There are also a linked chain of truths about life that were apart of Buddha’s teachings called the four noble truths those are, (1)suffering exist, (2) it has a cause (3) it has an end, and the way to attain release from suffering is by following the noble eightfold path. The eight steps of the path form a program that Buddha taught would lead us towards liberation from the impermanence and suffering of reality. The noble eightfold path are, right understanding, right intention, right speech, right action, right work, right effort, right meditation, and right contemplation. The noble eightfold is meant to guide Buddhist to three goals, to face life objectively, to live kindly, and to develop inner peace. (Malloy 2010)

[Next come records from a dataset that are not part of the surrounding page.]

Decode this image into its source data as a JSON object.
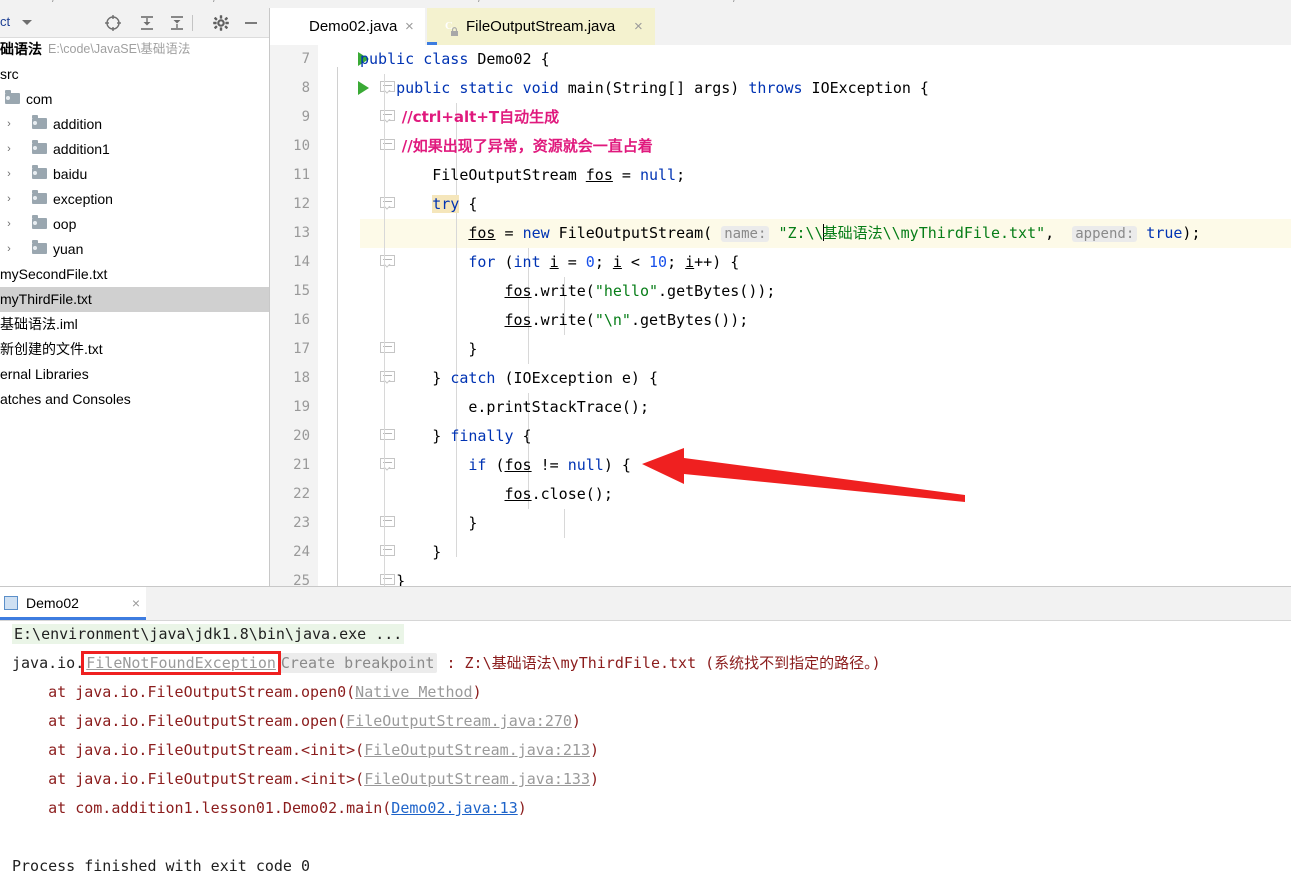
{
  "window": {
    "ide": "IntelliJ IDEA"
  },
  "sidebar": {
    "toolbar": {
      "project_label": "ct",
      "icons": [
        {
          "name": "locate-target-icon",
          "glyph": "locate"
        },
        {
          "name": "expand-all-icon",
          "glyph": "expand"
        },
        {
          "name": "collapse-all-icon",
          "glyph": "collapse"
        },
        {
          "name": "settings-gear-icon",
          "glyph": "gear"
        },
        {
          "name": "hide-panel-icon",
          "glyph": "minus"
        }
      ]
    },
    "tree": [
      {
        "label": "础语法",
        "path": "E:\\code\\JavaSE\\基础语法",
        "type": "module",
        "indent": 0,
        "arrow": "",
        "icon": "none",
        "bold": true
      },
      {
        "label": "src",
        "path": "",
        "type": "source-folder",
        "indent": 0,
        "arrow": "",
        "icon": "none",
        "bold": false
      },
      {
        "label": "com",
        "path": "",
        "type": "package",
        "indent": 0,
        "arrow": "",
        "icon": "folder",
        "bold": false
      },
      {
        "label": "addition",
        "path": "",
        "type": "package",
        "indent": 1,
        "arrow": "›",
        "icon": "folder",
        "bold": false
      },
      {
        "label": "addition1",
        "path": "",
        "type": "package",
        "indent": 1,
        "arrow": "›",
        "icon": "folder",
        "bold": false
      },
      {
        "label": "baidu",
        "path": "",
        "type": "package",
        "indent": 1,
        "arrow": "›",
        "icon": "folder",
        "bold": false
      },
      {
        "label": "exception",
        "path": "",
        "type": "package",
        "indent": 1,
        "arrow": "›",
        "icon": "folder",
        "bold": false
      },
      {
        "label": "oop",
        "path": "",
        "type": "package",
        "indent": 1,
        "arrow": "›",
        "icon": "folder",
        "bold": false
      },
      {
        "label": "yuan",
        "path": "",
        "type": "package",
        "indent": 1,
        "arrow": "›",
        "icon": "folder",
        "bold": false
      },
      {
        "label": "mySecondFile.txt",
        "path": "",
        "type": "file",
        "indent": 0,
        "arrow": "",
        "icon": "none",
        "bold": false
      },
      {
        "label": "myThirdFile.txt",
        "path": "",
        "type": "file",
        "indent": 0,
        "arrow": "",
        "icon": "none",
        "bold": false,
        "selected": true
      },
      {
        "label": "基础语法.iml",
        "path": "",
        "type": "file",
        "indent": 0,
        "arrow": "",
        "icon": "none",
        "bold": false
      },
      {
        "label": "新创建的文件.txt",
        "path": "",
        "type": "file",
        "indent": 0,
        "arrow": "",
        "icon": "none",
        "bold": false
      },
      {
        "label": "ernal Libraries",
        "path": "",
        "type": "node",
        "indent": 0,
        "arrow": "",
        "icon": "none",
        "bold": false
      },
      {
        "label": "atches and Consoles",
        "path": "",
        "type": "node",
        "indent": 0,
        "arrow": "",
        "icon": "none",
        "bold": false
      }
    ]
  },
  "editor_tabs": [
    {
      "label": "Demo02.java",
      "active": true,
      "locked": false,
      "close": "×"
    },
    {
      "label": "FileOutputStream.java",
      "active": false,
      "locked": true,
      "close": "×"
    }
  ],
  "editor": {
    "first_line": 7,
    "highlighted_line": 13,
    "line_numbers": [
      7,
      8,
      9,
      10,
      11,
      12,
      13,
      14,
      15,
      16,
      17,
      18,
      19,
      20,
      21,
      22,
      23,
      24,
      25
    ],
    "code_lines": [
      {
        "n": 7,
        "text": "public class Demo02 {"
      },
      {
        "n": 8,
        "text": "    public static void main(String[] args) throws IOException {"
      },
      {
        "n": 9,
        "text": "        //ctrl+alt+T自动生成"
      },
      {
        "n": 10,
        "text": "        //如果出现了异常，资源就会一直占着"
      },
      {
        "n": 11,
        "text": "        FileOutputStream fos = null;"
      },
      {
        "n": 12,
        "text": "        try {"
      },
      {
        "n": 13,
        "text": "            fos = new FileOutputStream( name: \"Z:\\\\基础语法\\\\myThirdFile.txt\",  append: true);"
      },
      {
        "n": 14,
        "text": "            for (int i = 0; i < 10; i++) {"
      },
      {
        "n": 15,
        "text": "                fos.write(\"hello\".getBytes());"
      },
      {
        "n": 16,
        "text": "                fos.write(\"\\n\".getBytes());"
      },
      {
        "n": 17,
        "text": "            }"
      },
      {
        "n": 18,
        "text": "        } catch (IOException e) {"
      },
      {
        "n": 19,
        "text": "            e.printStackTrace();"
      },
      {
        "n": 20,
        "text": "        } finally {"
      },
      {
        "n": 21,
        "text": "            if (fos != null) {"
      },
      {
        "n": 22,
        "text": "                fos.close();"
      },
      {
        "n": 23,
        "text": "            }"
      },
      {
        "n": 24,
        "text": "        }"
      },
      {
        "n": 25,
        "text": "    }"
      }
    ],
    "param_hints": [
      "name:",
      "append:"
    ],
    "run_gutter_lines": [
      7,
      8
    ],
    "annotation": {
      "type": "red-arrow",
      "points_to_line": 21
    }
  },
  "run_panel": {
    "tab": {
      "label": "Demo02",
      "close": "×"
    },
    "console": {
      "command_line": "E:\\environment\\java\\jdk1.8\\bin\\java.exe ...",
      "exception_prefix": "java.io.",
      "exception_class": "FileNotFoundException",
      "create_breakpoint": "Create breakpoint",
      "exception_message": " : Z:\\基础语法\\myThirdFile.txt (系统找不到指定的路径。)",
      "stack": [
        {
          "prefix": "    at java.io.FileOutputStream.open0(",
          "link": "Native Method",
          "suffix": ")",
          "blue": false
        },
        {
          "prefix": "    at java.io.FileOutputStream.open(",
          "link": "FileOutputStream.java:270",
          "suffix": ")",
          "blue": false
        },
        {
          "prefix": "    at java.io.FileOutputStream.<init>(",
          "link": "FileOutputStream.java:213",
          "suffix": ")",
          "blue": false
        },
        {
          "prefix": "    at java.io.FileOutputStream.<init>(",
          "link": "FileOutputStream.java:133",
          "suffix": ")",
          "blue": false
        },
        {
          "prefix": "    at com.addition1.lesson01.Demo02.main(",
          "link": "Demo02.java:13",
          "suffix": ")",
          "blue": true
        }
      ],
      "exit_line": "Process finished with exit code 0"
    }
  },
  "colors": {
    "keyword": "#0033b3",
    "string": "#067d17",
    "number": "#1750eb",
    "comment_zh": "#e0197d",
    "exception_text": "#8b1c1c",
    "annotation_red": "#ef2020",
    "tab_accent": "#3d7ce0",
    "selection_gray": "#d0d0d0",
    "caret_row": "#fdfae8",
    "console_cmd_bg": "#eaf5e7"
  }
}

2. Describe the three major Buddhist traditions—Theravada, Mahayana, and Vajrayana—and how each tradition developed from the early teachings.
Theravada, Mahayana, and Vajrayana are three great branches of Buddhism recognized today. Within the three branches there are divisions and different understandings of beliefs and practices among each. Theravada is the way of the elders; it was the original unchanging teachings of the Buddha. The Theravada was named to refer to the conservation movement. The heart of the Theravada Buddhism was its community of monks. Theravada was spread very early from India to Sri Lanka, where it has gone through several phases of growth and decline. The Theravada today is the dominant religion in Sri Lanka, Myanmar, Thailand, Laos, and Cambodia. The tradition is so wide spread in these areas because it appeals to rulers for its moral rigor. Mahayana Buddhism is known as the big vehicle.

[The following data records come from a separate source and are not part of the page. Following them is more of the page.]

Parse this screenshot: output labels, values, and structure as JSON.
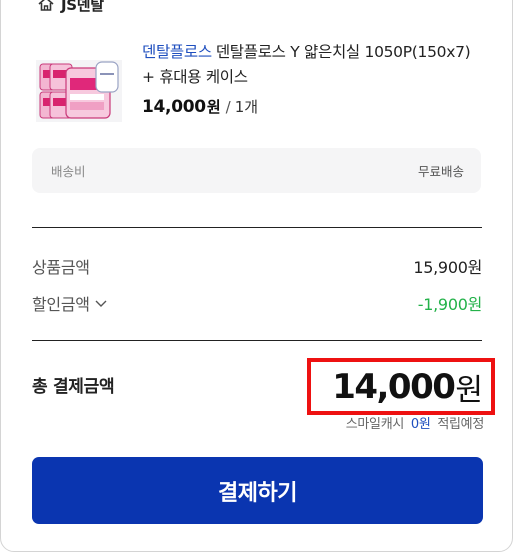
{
  "seller": {
    "icon": "home-icon",
    "name": "JS덴탈"
  },
  "product": {
    "brand": "덴탈플로스",
    "name": "덴탈플로스 Y 얇은치실 1050P(150x7) + 휴대용 케이스",
    "price": "14,000",
    "price_unit": "원",
    "separator": "/",
    "quantity": "1개",
    "thumbnail_icon": "floss-product-image"
  },
  "shipping": {
    "label": "배송비",
    "value": "무료배송"
  },
  "summary": {
    "goods_label": "상품금액",
    "goods_value": "15,900원",
    "discount_label": "할인금액",
    "discount_icon": "chevron-down-icon",
    "discount_value": "-1,900원"
  },
  "total": {
    "label": "총 결제금액",
    "value": "14,000",
    "unit": "원",
    "highlight_color": "#ee1111"
  },
  "cash": {
    "prefix": "스마일캐시",
    "amount": "0원",
    "suffix": "적립예정"
  },
  "pay_button": {
    "label": "결제하기",
    "color": "#0a35b0"
  },
  "colors": {
    "brand_link": "#1f4fbf",
    "discount": "#24b24a"
  }
}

Mahayana Buddhism says that nirvana is not only attainable for monks, but is a possibility for anyone to achieve. Mahayana also stresses enlightenment is a call to compassion, and that a person has to save himself by saving others.(Malloy 2010) Vajrayana Buddhism is known as the Diamond Vehicle or the lightning bolt. The name suggests wisdom, clarity, strength, and flashes of light, which are all associated with enlightened awareness. Vajrayana is said to be a special form of Mahayana. Like Mahayana, Vajrayana teaches that one can achieve full Buddhahood much quicker sometimes in a lifetime. They also believe that the best way to overcome and work towards enlightenment may be to experience desire. Although each branch may be different they all look toward Buddha as the first teacher, and acknowledge the Eightfold Path and the Four Noble Truths as founding teachings.